Risks and uncertainties
Despite the strategic sense behind the deal, there are of course risks and uncertainties. There will undoubtedly be a strong culture clash between the two companies – Verizon’s an enormously conservative company in many ways, and although there are pockets of startup mentality, it’s far from the norm across the company. And it’s an absolutely enormous company, much closer in size to AOL Time Warner in its heyday than AOL today. It will be easy for AOL and its culture to be lost or squashed in the course of the acquisition. And although there are lots of synergies (including those described above) on paper, the devil is in the details and it will take a lot of work to identify how these pieces really come together in practice to provide value for the combined company, its customers, its advertisers, and its shareholders. However, on balance I think it’s a good thing that Verizon is willing to take risks as it seeks to navigate uncertain waters in the TV and video space, and this is certainly a much bigger bet than its peer AT&T’s joint venture with Chernin around Otter Media. That, of course, could end up being brilliant or very costly.
Addendum: not just an ad tech play
I’m seeing a lot of people assuming that this deal is entirely about advertising and/or ad tech, and that the content side is either incidental or will be sold off down the line somewhere. However, I’m not as convinced about that, or that the content business at AOL looks the same under Verizon ownership as it did on a standalone basis. Here’s why:
- Verizon is building up to the launch of an over-the-top mobile first subscription video service in the summer. Huffington Post content in particular seems like a great fit in such a service (it may well have been one of the content partners even without an acquisition). With over a hundred million of its own wireless subscribers to market such a service to, Verizon has a great new shopfront for some of the AOL content
- Verizon also provides FiOS within its landline footprint, and some of AOL’s video content could be a great fit there too, as part of traditional bundles, as part of Custom TV (should it survive legal challenges), or in some other form.

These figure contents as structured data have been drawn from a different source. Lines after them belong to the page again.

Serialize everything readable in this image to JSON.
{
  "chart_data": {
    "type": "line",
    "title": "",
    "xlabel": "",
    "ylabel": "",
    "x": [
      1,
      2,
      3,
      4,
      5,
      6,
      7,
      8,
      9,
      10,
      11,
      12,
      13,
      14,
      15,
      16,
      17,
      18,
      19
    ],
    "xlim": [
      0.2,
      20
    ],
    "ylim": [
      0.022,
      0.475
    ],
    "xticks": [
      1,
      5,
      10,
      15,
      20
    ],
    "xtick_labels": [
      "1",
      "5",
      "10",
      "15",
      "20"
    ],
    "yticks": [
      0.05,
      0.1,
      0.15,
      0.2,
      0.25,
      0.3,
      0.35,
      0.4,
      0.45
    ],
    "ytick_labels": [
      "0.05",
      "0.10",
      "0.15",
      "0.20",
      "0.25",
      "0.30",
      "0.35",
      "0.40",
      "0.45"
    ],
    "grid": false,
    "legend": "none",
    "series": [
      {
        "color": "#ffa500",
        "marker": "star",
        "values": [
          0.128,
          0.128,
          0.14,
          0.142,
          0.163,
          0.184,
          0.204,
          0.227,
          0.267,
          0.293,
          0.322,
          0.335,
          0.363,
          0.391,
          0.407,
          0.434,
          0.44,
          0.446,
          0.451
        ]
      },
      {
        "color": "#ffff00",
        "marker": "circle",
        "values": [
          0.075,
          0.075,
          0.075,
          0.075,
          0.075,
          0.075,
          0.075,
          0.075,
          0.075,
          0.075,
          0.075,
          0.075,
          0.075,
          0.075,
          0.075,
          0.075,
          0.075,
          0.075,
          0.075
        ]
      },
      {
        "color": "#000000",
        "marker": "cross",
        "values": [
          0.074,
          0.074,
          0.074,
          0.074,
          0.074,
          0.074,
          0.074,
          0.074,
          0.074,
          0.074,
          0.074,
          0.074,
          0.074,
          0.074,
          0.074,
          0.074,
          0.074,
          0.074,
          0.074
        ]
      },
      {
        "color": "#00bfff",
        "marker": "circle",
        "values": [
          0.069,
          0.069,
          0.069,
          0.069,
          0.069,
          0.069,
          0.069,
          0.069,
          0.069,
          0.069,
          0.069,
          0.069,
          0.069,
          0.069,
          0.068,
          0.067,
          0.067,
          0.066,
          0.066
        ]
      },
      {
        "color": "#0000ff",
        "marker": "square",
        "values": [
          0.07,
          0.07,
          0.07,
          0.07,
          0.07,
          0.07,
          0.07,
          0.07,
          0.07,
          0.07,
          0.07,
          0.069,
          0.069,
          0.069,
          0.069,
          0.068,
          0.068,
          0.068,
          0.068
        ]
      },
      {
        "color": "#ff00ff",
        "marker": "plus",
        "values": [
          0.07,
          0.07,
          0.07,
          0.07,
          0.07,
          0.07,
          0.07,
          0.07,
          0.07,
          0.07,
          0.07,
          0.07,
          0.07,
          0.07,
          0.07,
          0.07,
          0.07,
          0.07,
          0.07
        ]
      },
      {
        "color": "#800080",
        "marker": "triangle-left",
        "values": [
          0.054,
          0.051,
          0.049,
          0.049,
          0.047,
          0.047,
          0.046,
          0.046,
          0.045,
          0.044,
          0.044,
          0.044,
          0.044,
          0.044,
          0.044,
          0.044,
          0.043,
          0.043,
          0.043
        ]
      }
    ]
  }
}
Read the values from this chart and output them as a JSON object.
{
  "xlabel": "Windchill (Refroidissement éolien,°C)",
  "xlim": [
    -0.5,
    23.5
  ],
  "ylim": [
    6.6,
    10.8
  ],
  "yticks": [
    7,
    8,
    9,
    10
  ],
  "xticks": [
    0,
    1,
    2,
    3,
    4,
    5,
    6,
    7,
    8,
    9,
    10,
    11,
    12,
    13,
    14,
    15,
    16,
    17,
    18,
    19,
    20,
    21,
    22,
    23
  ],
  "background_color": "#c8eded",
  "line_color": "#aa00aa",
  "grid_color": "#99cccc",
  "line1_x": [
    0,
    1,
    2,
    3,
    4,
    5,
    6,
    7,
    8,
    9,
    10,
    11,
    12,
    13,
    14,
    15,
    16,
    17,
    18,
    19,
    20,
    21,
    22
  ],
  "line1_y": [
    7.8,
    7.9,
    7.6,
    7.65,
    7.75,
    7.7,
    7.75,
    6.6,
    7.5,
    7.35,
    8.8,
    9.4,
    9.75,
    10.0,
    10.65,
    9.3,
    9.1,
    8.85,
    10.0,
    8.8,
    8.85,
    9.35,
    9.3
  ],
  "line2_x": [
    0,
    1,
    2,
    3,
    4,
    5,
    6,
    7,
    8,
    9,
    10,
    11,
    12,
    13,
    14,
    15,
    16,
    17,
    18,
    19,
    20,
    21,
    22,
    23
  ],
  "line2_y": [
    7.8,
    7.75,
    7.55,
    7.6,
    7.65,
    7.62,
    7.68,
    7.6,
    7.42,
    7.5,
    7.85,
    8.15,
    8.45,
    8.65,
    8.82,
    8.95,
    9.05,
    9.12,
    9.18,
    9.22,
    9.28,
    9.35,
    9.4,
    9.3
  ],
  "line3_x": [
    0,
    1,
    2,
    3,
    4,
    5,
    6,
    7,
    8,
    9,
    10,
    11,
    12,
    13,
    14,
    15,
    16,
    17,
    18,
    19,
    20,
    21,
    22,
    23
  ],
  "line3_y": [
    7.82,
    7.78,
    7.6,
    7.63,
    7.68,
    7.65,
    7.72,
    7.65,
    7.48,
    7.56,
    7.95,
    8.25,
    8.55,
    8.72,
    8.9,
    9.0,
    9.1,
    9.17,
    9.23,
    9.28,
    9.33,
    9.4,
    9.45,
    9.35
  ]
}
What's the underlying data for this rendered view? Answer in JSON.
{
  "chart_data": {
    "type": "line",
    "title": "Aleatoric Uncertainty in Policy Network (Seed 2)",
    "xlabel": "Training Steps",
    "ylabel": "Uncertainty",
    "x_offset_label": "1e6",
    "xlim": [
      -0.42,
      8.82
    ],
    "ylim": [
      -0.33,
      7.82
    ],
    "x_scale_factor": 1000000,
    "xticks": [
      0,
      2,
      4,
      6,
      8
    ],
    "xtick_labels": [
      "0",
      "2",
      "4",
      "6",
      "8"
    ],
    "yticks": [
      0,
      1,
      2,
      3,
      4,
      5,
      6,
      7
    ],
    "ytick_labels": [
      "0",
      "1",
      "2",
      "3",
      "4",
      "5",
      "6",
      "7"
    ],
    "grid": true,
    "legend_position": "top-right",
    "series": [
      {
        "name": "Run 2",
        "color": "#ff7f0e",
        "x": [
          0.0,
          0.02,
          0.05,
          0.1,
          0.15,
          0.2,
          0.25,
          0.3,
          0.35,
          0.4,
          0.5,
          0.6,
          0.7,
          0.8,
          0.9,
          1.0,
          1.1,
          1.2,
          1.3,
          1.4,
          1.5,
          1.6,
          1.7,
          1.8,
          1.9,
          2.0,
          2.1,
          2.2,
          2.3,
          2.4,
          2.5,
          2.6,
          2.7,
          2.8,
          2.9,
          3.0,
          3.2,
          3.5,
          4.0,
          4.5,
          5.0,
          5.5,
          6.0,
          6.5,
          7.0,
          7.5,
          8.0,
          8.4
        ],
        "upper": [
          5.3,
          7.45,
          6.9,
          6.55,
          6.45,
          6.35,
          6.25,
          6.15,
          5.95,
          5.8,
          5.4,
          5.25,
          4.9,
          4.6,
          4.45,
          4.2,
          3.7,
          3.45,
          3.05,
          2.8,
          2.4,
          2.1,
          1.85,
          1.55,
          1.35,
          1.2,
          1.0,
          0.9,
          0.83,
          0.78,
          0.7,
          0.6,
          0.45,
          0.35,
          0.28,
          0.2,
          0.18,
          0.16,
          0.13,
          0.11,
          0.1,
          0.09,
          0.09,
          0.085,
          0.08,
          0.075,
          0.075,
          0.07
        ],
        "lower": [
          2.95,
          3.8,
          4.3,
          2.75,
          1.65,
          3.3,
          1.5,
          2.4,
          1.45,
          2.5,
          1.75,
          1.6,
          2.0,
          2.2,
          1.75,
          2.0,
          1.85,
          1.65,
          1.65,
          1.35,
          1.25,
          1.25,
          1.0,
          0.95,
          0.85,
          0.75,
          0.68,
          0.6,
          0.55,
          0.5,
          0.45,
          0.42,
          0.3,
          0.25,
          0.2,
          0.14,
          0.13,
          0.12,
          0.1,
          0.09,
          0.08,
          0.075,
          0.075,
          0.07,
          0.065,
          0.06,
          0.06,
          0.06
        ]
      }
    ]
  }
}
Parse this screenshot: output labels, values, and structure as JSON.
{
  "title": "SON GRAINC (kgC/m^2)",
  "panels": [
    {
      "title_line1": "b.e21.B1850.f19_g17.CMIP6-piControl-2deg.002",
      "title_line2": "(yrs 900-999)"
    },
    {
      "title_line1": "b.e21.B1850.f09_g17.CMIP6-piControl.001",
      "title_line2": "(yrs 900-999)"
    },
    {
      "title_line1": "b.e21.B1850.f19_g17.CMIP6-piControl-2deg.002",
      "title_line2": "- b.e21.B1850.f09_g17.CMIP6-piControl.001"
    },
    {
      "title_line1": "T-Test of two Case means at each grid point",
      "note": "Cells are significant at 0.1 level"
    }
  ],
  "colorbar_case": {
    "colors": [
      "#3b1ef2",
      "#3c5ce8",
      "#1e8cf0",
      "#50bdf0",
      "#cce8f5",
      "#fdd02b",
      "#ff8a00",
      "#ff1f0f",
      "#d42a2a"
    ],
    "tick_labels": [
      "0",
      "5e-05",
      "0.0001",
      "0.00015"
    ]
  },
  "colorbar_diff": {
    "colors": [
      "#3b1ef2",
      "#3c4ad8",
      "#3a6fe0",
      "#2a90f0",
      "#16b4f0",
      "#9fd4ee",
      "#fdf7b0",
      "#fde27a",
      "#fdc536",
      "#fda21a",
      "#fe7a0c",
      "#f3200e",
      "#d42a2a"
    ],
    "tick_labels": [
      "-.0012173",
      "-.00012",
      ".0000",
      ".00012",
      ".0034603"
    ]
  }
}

- Verizon’s insight into its own users and the 70% of Internet traffic that traverses its network at some point could also allow it to add a very important targeting layer to AOL’s advertising around its own content – the challenge for all online advertisers is how to extend their reach beyond the sites they own – Verizon provides a significant depth of insight about users AOL could never glean itself. This goes the other way too – Verizon can gain insight about users from the time they spend on AOL’s content, even if they can’t monetize that usage directly.
In short, I think AOL’s content businesses have a better shot and a better role under Verizon than they did at AOL, and I’m not convinced they’re just going to be spun off once the merger closes.